“What is it you are about to propose?”
“I can send you home with five thousand dollars and I will still have money enough to carry on our purpose. You can clear off the farm and go to school; you are ambitious, and in less than a year you will be prepared to stand an examination for college, and you can go with a cheerful heart, for if my life is spared I will win a fortune for you. I have no use for a fortune myself; I am working for you and Amy.”
“But suppose something should happen to you? Do you remember you have not made your revelation?”
“I propose to provide for that; I will confide to you a document. It is not to be opened until you are assured of my death, so living or dead you shall in good time learn the great secret that I have held all these years.”
“I must think this matter over,” said Desmond.
“There must be no thinking. I have decided as to what you must do.”
“And you do not want me to go back at all?”
“No, I want you to go home to the State of New York; I want you to go to clear off the farm and go to school, and I will attend to your affairs out here.”
“I will decide in the morning.”
That night Desmond thought over the whole matter.

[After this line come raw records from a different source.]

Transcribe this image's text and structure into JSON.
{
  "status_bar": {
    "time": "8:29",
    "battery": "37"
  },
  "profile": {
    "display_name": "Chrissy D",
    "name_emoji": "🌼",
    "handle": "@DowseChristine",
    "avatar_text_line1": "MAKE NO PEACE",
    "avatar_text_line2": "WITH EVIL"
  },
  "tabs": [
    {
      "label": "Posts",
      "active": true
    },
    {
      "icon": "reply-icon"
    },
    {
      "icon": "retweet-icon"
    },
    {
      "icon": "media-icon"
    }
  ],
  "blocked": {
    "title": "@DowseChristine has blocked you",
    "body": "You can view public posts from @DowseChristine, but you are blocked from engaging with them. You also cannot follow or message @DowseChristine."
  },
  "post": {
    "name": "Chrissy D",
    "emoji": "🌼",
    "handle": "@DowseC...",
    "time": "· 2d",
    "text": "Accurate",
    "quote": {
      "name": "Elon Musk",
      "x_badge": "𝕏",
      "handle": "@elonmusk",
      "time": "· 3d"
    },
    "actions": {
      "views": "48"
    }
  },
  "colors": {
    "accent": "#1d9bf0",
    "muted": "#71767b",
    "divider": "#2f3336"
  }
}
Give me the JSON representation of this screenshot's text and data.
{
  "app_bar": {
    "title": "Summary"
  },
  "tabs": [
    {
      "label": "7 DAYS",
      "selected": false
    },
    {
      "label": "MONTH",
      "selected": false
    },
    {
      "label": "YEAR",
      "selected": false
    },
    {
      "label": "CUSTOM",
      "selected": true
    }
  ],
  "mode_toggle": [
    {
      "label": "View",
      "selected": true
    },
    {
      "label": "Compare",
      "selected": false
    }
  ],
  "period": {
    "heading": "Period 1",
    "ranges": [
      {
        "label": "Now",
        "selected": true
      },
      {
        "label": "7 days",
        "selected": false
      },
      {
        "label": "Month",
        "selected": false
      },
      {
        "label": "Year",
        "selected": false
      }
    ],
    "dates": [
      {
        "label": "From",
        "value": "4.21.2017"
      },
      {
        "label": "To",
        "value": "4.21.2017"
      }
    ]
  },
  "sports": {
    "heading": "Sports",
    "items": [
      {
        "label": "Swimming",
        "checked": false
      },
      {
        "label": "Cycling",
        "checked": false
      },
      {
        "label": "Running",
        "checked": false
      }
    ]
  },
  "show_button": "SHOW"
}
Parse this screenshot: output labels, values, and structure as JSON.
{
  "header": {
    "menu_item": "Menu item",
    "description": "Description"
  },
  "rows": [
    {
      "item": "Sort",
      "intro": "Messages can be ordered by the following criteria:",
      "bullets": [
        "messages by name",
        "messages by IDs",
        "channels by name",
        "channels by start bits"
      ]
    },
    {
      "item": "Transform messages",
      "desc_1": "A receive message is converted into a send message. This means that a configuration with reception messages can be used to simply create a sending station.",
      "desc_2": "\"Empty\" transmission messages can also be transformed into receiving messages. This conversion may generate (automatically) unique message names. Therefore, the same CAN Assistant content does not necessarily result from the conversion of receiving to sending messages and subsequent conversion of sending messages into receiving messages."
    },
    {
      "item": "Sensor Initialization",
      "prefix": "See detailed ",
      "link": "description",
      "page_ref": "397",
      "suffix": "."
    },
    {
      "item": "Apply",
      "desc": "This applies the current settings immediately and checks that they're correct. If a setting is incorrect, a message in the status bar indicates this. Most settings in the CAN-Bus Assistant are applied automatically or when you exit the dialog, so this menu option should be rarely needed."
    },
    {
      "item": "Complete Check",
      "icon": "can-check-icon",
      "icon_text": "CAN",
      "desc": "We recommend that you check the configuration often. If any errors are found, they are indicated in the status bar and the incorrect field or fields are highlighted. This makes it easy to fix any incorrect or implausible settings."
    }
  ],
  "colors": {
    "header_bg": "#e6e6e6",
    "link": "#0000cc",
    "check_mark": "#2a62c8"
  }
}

He had become fascinated with the life in the mountains, but when he revolved the whole matter in his mind he saw that it was indeed wiser for him to return to his home; and under what joyful circumstances he would return! He could clear the farm and have money in the bank; he could go to school and go to college, and devote his whole attention to study without any worry or fear, and in the morning he greeted Brooks with the announcement:
“I have decided to obey you.”
CHAPTER VII.
A sad parting—prophetic
words—on the train—A
senator’s son—leading
up to A trick—genuine
fun ahead.
There came a sad look to the face of Brooks, and he said:
“I shall miss you, Desmond, but I feel it is for the best. You are a youth of great promise. I do not mean to flatter you, I am speaking the truth, and it is in your interest that I so warmly advocate your return to the East. I desire that you become an educated man, a graduate of college; I wish you to secure your degree. And let me tell you now there was fate in our meeting, and very remarkable consequences may follow our acquaintance begun and maintained under such strange circumstances.”
Desmond had never beheld his strange friend, the wizard tramp, under a similar mood. There appeared to be a prophetic spell prompting the words of the strange man.
“I hope you do not wish to get rid of me.”